2018年6月29日に働き方改革推進関連法が成立し、7月6日に公布されました。
押さえておくべきポイントはいくつかありますが、今回はその中から年次有給休暇の時季指定義務についてご説明します。
改正の内容
労働基準法では、雇入れの日から起算して6か月以上継続勤務し、全労働日の8割以上出勤した従業員に、年10日以上の有給休暇が付与されることになっています。
現在、有給休暇の取得は労働者の権利として保障されているものの、使用者が従業員に有給休暇の取得を積極的に働きかける義務はありません。
しかし、来年4月1日以降は、年10日以上の有給休暇が付与される従業員に対して、年次有給休暇の日数のうち年5日については使用者が時季を指定して取得させることが義務づけられました。
会社の義務
これまでは従業員の有給取得率が低かったとしても、会社としては「従業員から有給の申請がない」という弁明が可能でしたが、今回の改正により、一年間に最低5日は従業員の意見を聴取したうえで有給を取得させることが会社に義務づけられました。
もっとも、従業員の意見を尊重することは努力義務にとどまりますので、会社が忙しい時期を避けて有給取得の時季を指定することは可能です。
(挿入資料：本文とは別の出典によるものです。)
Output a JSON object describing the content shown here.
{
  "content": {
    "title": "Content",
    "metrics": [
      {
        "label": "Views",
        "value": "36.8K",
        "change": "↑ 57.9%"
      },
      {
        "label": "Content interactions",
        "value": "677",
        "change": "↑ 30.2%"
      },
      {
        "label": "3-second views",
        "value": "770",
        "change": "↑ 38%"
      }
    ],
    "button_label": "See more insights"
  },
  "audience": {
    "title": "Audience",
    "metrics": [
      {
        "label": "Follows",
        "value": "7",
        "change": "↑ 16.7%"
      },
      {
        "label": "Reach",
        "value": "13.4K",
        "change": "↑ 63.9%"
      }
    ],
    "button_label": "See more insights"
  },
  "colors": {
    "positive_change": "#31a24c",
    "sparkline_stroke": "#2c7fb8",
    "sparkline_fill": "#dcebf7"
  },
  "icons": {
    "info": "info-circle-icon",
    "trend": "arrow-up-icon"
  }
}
さらに使用者は、労働者の勤続年数、前年から繰り越された年次有給休暇の日数、新規で付与された年次有給休暇の日数等を記録した「年次有給休暇管理簿」を労働者ごとに作成し、3年間保存しなければいけないこととされました。
日本は有給取得率が低い
このようなルールが導入された背景には、日本における有給休暇取得率の低さがあります。
厚生労働省が公表した「平成 29 年就労条件総合調査の概況」によると、平成28年(または平成27会計年度)に企業が付与した年次休暇日数は労働者1人平均18.2日、そのうち労働者が取得した日数は9.0日で、取得率は49.4%に留まっています。
有給休暇の取得率は会社の規模が小さければ小さいほど低い傾向があり、1,000人以上の企業の平均は55.3%ですが、30~99人の企業では43.8%です。
日本では「休むと周りの人に迷惑がかかる」「休みづらい雰囲気がある」などといった理由で有給休暇の取得をためらう人が多く、いくら労働者に「休みを取りましょう」と働きかけても有給消化は進みづらい事情があります。
そこで、会社側に義務を課すことによって有給休暇の取得を促し、結果的に柔軟な働き方の浸透と労働生産性の向上を図ることが今回の法改正の狙いだと考えられます。
おわりに
今回の改正は会社の規模を問わず、1人でも従業員を雇っている会社であれば対象となります。
従業員の有給休暇の取得状況の把握や有給休暇の計画的付与の実施をはじめ、準備や対策を進める必要があります。